Still and all, he would not be warned, and he called his son, who was a young lad, to go back with him. And the young lad was to carry back the arm of the Cross when it was sawed off. And they went back, and he picked up the saw, and began to saw again in the same notch, and as he sawed, drops of blood fell from the notch he had made and fell on him, and he gave one mighty skirl that was heard as far as Mullinahone, and the echo of it as far as Grangemockler and Toor, and even to Kilcash, and he fell down with the falling sickness, and the young lad ran off for help. And when the people came, he was wriggling like an eel, but no matter how he twisted, the blood drops still fell on him, and each place they dropped on was burned through to the bone, and in the latter end he died. And it was as well.
KATE AHERN
LIMERICK
KEVIN DANAHER
1967
There was a man there long ago, and he had a great name of being very holy. He was the first up the chapel on Sunday, and there was never a pattern or a mission that he wasn’t at, praying all around him. And he was being held up as a good example to the sinners as a very holy man that never missed his duty.
Well, he said to himself that it would be a good thing for him to count all the times he was at Mass, so he got a big timber box and he made a hole in the cover of it, and he locked the box so that no one could interfere with it in any way, and he hid the key where no one could possibly find it.
And every time he went to Mass he picked up a small pebble of a stone on his way home and dropped it in through the hole in the cover of the box.

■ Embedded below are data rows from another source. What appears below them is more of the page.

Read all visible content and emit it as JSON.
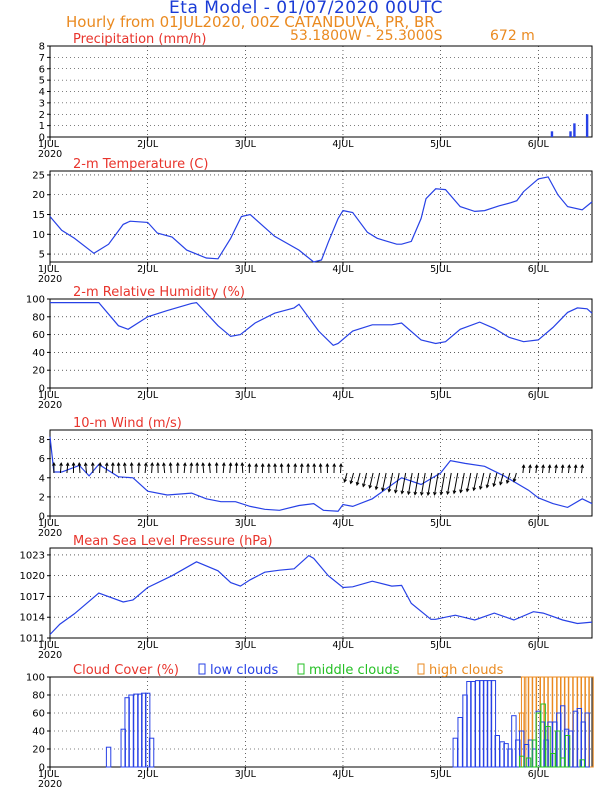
{
  "header": {
    "title": "Eta Model - 01/07/2020 00UTC",
    "subtitle": "Hourly from 01JUL2020, 00Z  CATANDUVA, PR, BR",
    "coords": "53.1800W - 25.3000S",
    "elevation": "672   m"
  },
  "colors": {
    "panel_title": "#e8342c",
    "line": "#2741e6",
    "low_clouds": "#2741e6",
    "middle_clouds": "#25c025",
    "high_clouds": "#ea8a20",
    "vector": "#000000"
  },
  "x_axis": {
    "ticks": [
      {
        "label": "1JUL",
        "day": 0
      },
      {
        "label": "2JUL",
        "day": 1
      },
      {
        "label": "3JUL",
        "day": 2
      },
      {
        "label": "4JUL",
        "day": 3
      },
      {
        "label": "5JUL",
        "day": 4
      },
      {
        "label": "6JUL",
        "day": 5
      }
    ],
    "year_label": "2020",
    "range": [
      0,
      5.55
    ]
  },
  "chart_data": [
    {
      "id": "precip",
      "type": "bar",
      "title": "Precipitation (mm/h)",
      "ylim": [
        0,
        8
      ],
      "yticks": [
        0,
        1,
        2,
        3,
        4,
        5,
        6,
        7,
        8
      ],
      "grid": true,
      "x": [
        5.14,
        5.33,
        5.37,
        5.5
      ],
      "values": [
        0.5,
        0.5,
        1.2,
        2.0
      ]
    },
    {
      "id": "temp",
      "type": "line",
      "title": "2-m Temperature (C)",
      "ylim": [
        3,
        26
      ],
      "yticks": [
        5,
        10,
        15,
        20,
        25
      ],
      "grid": true,
      "x": [
        0,
        0.12,
        0.25,
        0.45,
        0.6,
        0.75,
        0.82,
        1.0,
        1.1,
        1.25,
        1.4,
        1.6,
        1.72,
        1.85,
        1.9,
        1.96,
        2.05,
        2.3,
        2.55,
        2.6,
        2.7,
        2.78,
        2.85,
        2.95,
        3.0,
        3.1,
        3.25,
        3.35,
        3.55,
        3.6,
        3.7,
        3.8,
        3.85,
        3.95,
        4.05,
        4.2,
        4.35,
        4.45,
        4.6,
        4.72,
        4.78,
        4.85,
        5.0,
        5.1,
        5.2,
        5.3,
        5.45,
        5.55
      ],
      "values": [
        14.5,
        11,
        9,
        5.2,
        7.5,
        12.5,
        13.3,
        13,
        10.3,
        9.3,
        6,
        4,
        3.8,
        9,
        11.5,
        14.5,
        15,
        9.5,
        6,
        5,
        3,
        3.5,
        8,
        14,
        16,
        15.5,
        10.5,
        9,
        7.5,
        7.5,
        8.2,
        14,
        19,
        21.5,
        21.3,
        17,
        15.8,
        16,
        17.2,
        18,
        18.5,
        20.8,
        24,
        24.5,
        20,
        17,
        16.2,
        18.2
      ]
    },
    {
      "id": "rh",
      "type": "line",
      "title": "2-m Relative Humidity (%)",
      "ylim": [
        0,
        100
      ],
      "yticks": [
        0,
        20,
        40,
        60,
        80,
        100
      ],
      "grid": true,
      "x": [
        0,
        0.2,
        0.5,
        0.7,
        0.8,
        1.0,
        1.2,
        1.45,
        1.5,
        1.72,
        1.85,
        1.95,
        2.1,
        2.3,
        2.5,
        2.55,
        2.75,
        2.9,
        2.95,
        3.1,
        3.3,
        3.5,
        3.6,
        3.8,
        3.95,
        4.05,
        4.2,
        4.4,
        4.55,
        4.7,
        4.85,
        5.0,
        5.15,
        5.3,
        5.4,
        5.5,
        5.55
      ],
      "values": [
        96,
        96,
        96,
        70,
        66,
        80,
        87,
        95,
        96,
        70,
        58,
        60,
        73,
        84,
        90,
        94,
        64,
        48,
        50,
        64,
        71,
        71,
        73,
        54,
        50,
        52,
        66,
        74,
        67,
        57,
        52,
        54,
        68,
        85,
        90,
        89,
        84
      ]
    },
    {
      "id": "wind",
      "type": "line",
      "title": "10-m Wind (m/s)",
      "ylim": [
        0,
        9
      ],
      "yticks": [
        0,
        2,
        4,
        6,
        8
      ],
      "grid": true,
      "x": [
        0,
        0.04,
        0.12,
        0.3,
        0.4,
        0.5,
        0.7,
        0.85,
        1.0,
        1.2,
        1.45,
        1.6,
        1.75,
        1.9,
        2.05,
        2.2,
        2.35,
        2.55,
        2.7,
        2.8,
        2.95,
        3.0,
        3.1,
        3.3,
        3.6,
        3.8,
        4.0,
        4.1,
        4.25,
        4.45,
        4.65,
        4.9,
        5.0,
        5.15,
        5.3,
        5.45,
        5.55
      ],
      "values": [
        8.3,
        4.6,
        4.6,
        5.3,
        4.2,
        5.4,
        4.1,
        4.0,
        2.6,
        2.2,
        2.4,
        1.8,
        1.5,
        1.5,
        1.0,
        0.7,
        0.6,
        1.1,
        1.3,
        0.6,
        0.5,
        1.2,
        1.0,
        1.8,
        4.0,
        3.3,
        4.5,
        5.8,
        5.5,
        5.2,
        4.2,
        2.7,
        1.9,
        1.3,
        0.9,
        1.8,
        1.3
      ],
      "vectors": {
        "x_start": 0.04,
        "x_end": 5.5,
        "step": 0.0667
      }
    },
    {
      "id": "mslp",
      "type": "line",
      "title": "Mean Sea Level Pressure (hPa)",
      "ylim": [
        1011,
        1024
      ],
      "yticks": [
        1011,
        1014,
        1017,
        1020,
        1023
      ],
      "grid": true,
      "x": [
        0,
        0.1,
        0.25,
        0.5,
        0.75,
        0.85,
        1.0,
        1.25,
        1.5,
        1.72,
        1.85,
        1.95,
        2.05,
        2.2,
        2.35,
        2.5,
        2.65,
        2.7,
        2.85,
        3.0,
        3.1,
        3.3,
        3.5,
        3.6,
        3.7,
        3.9,
        3.95,
        4.05,
        4.15,
        4.35,
        4.55,
        4.75,
        4.95,
        5.05,
        5.25,
        5.4,
        5.55
      ],
      "values": [
        1011.5,
        1013,
        1014.5,
        1017.5,
        1016.2,
        1016.5,
        1018.3,
        1020,
        1022,
        1020.7,
        1019,
        1018.5,
        1019.4,
        1020.5,
        1020.8,
        1021,
        1022.9,
        1022.5,
        1020,
        1018.3,
        1018.4,
        1019.2,
        1018.5,
        1018.6,
        1016,
        1013.7,
        1013.7,
        1014,
        1014.3,
        1013.6,
        1014.6,
        1013.6,
        1014.8,
        1014.6,
        1013.6,
        1013.1,
        1013.3
      ]
    },
    {
      "id": "clouds",
      "type": "bar",
      "title": "Cloud Cover (%)",
      "ylim": [
        0,
        100
      ],
      "yticks": [
        0,
        20,
        40,
        60,
        80,
        100
      ],
      "grid": true,
      "legend": [
        "low clouds",
        "middle clouds",
        "high clouds"
      ],
      "series": [
        {
          "name": "low clouds",
          "x": [
            0.6,
            0.75,
            0.79,
            0.83,
            0.88,
            0.92,
            0.96,
            1.0,
            1.04,
            4.15,
            4.2,
            4.25,
            4.29,
            4.33,
            4.38,
            4.42,
            4.46,
            4.5,
            4.54,
            4.58,
            4.63,
            4.67,
            4.71,
            4.75,
            4.79,
            4.83,
            4.88,
            4.92,
            4.96,
            5.0,
            5.04,
            5.08,
            5.12,
            5.17,
            5.21,
            5.25,
            5.29,
            5.33,
            5.38,
            5.42,
            5.46,
            5.5
          ],
          "values": [
            22,
            42,
            77,
            80,
            81,
            81,
            82,
            82,
            32,
            32,
            55,
            80,
            95,
            95,
            96,
            96,
            96,
            96,
            96,
            35,
            28,
            26,
            20,
            57,
            30,
            40,
            25,
            30,
            20,
            62,
            50,
            30,
            50,
            50,
            60,
            68,
            42,
            40,
            62,
            65,
            50,
            60
          ]
        },
        {
          "name": "middle clouds",
          "x": [
            4.83,
            4.9,
            4.96,
            5.0,
            5.05,
            5.1,
            5.15,
            5.2,
            5.25,
            5.3,
            5.45
          ],
          "values": [
            12,
            10,
            30,
            60,
            70,
            45,
            15,
            40,
            10,
            35,
            8
          ]
        },
        {
          "name": "high clouds",
          "x": [
            4.83,
            4.85,
            4.88,
            4.92,
            4.96,
            5.0,
            5.04,
            5.08,
            5.12,
            5.17,
            5.21,
            5.25,
            5.29,
            5.33,
            5.38,
            5.42,
            5.46,
            5.5,
            5.54
          ],
          "values": [
            60,
            100,
            100,
            100,
            100,
            100,
            100,
            100,
            100,
            100,
            100,
            100,
            100,
            100,
            100,
            100,
            100,
            100,
            100
          ]
        }
      ]
    }
  ]
}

And he was not satisfied with going to Mass on Sunday, and he started to go every single weekday as well, and sometimes he’d be at second Mass as well as at first Mass on the Sunday, and all the time he was putting the stone into the box every time he came home from Mass.
Well, the years were going on and, like all the rest of us, he was getting old, and he was saying to himself that there must be a great heap of stones inside in the box, and that maybe he would have to get a new box, that the old one must be nearly full.
He called in the servant boy. “Pull out that box for me, boy, until I open it. And mind yourself, because it must be very heavy.”
The boy handled it. “It is not a bit heavy, sir, but as light as you like,” says the boy.
He opened it and there were only five stones inside in it. He couldn’t understand it, and off with him to the parish priest with his complaint—after all his Masses was he only going to get credit for five of them, or was it how someone was bad enough to steal the stones out of his box, but how could they do that, and it locked and the key hidden, and no sign that it was ever meddled with?